Teaching your child to manage their emotions

#Collaborative post

As parents, it is normal to feel worried when it comes to your child managing their emotions well. At the end of the day, it is emotions that lead us to make decisions in our lives and can be the main cause of getting into trouble and going off track. Of course, there needs to be discipline when it comes to children, otherwise they would have no clue what the correct way to behave is. Setting limits to actions does not necessarily set limits on how a person should feel. Using punishments does not stop a child from being upset, it just means they will suppress it and express it in a different way that could end up being more explosive and damaging. The best thing to do is to teach children the correct way to handle big emotions so they behave well in school and outside of it as well.
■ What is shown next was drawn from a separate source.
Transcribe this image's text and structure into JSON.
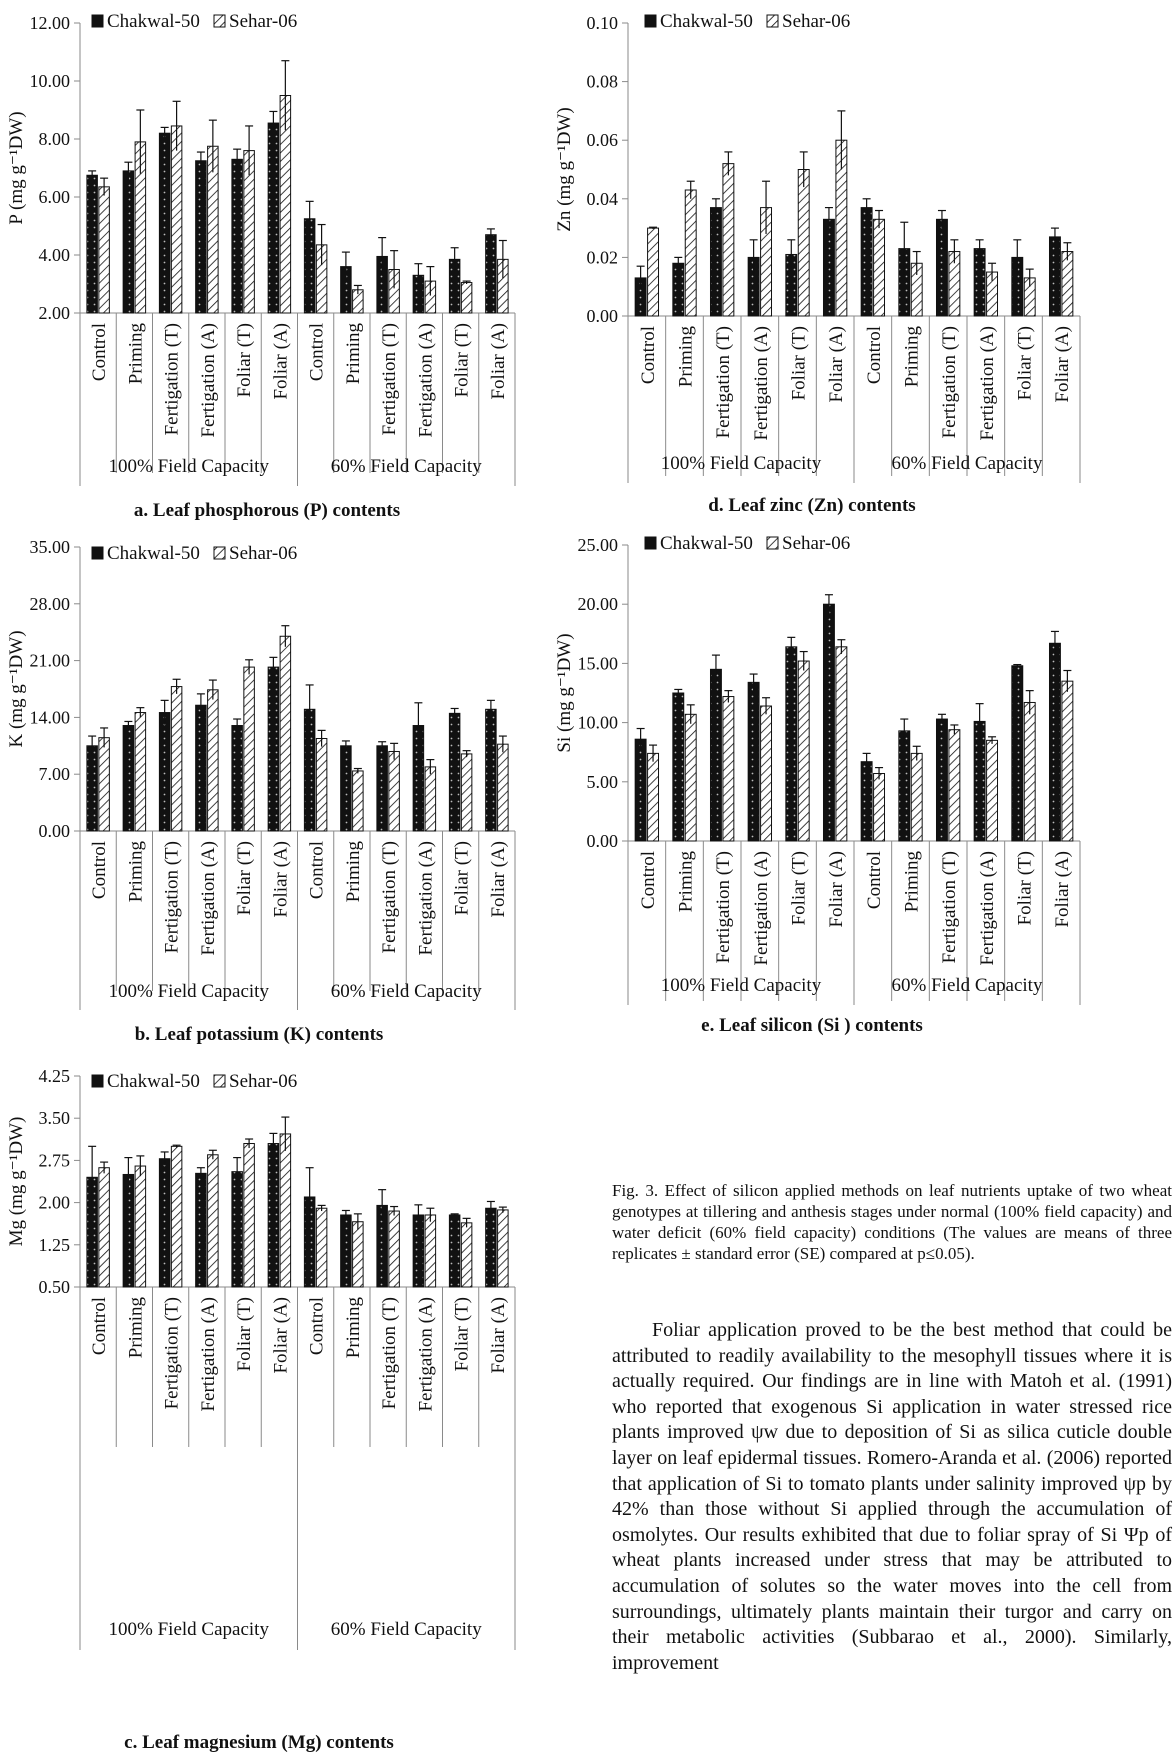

Model the healthy behaviour yourself. Showing your child how to manage big emotions can be the best way for them to avoid explosive tantrums. Children only have tantrums due to the fact that they cannot understand and handle what they are feeling and therefore, lash out in the only way they know will get them attention; making noise. If you show your child that talking things through instead of screaming, crying, yelling and being disrespectful when predicaments occur, they will most likely create a good healthy habit of managing their emotions.

Prioritise a deep nurturing connection with your child. As babies, parents will be the ones to provide comfort and support to their little ones when experiencing pain or sadness. When children grow older, they gain the capability of being able to regulate and understand their own emotions which is why parents detach. However, grown children still need that same support and love especially when they are unable regulate themselves emotionally. When kids feel happy, they want to cooperate and listen. This usually eliminates bad behaviour.

Guide your child whilst resisting the urge to punish them when things get too much. Raising a child is difficult and parents only have so much patience. However, spankings, time outs and consequences don’t give children the support they need when it comes to dealing with their emotions. Instead, it teaches them that when they expose the way they feel, they will be punished for it. Eventually, they will grow to keep their emotions concealed and struggle with managing them later on in life.

They key is to do the hard work now to help them in the future.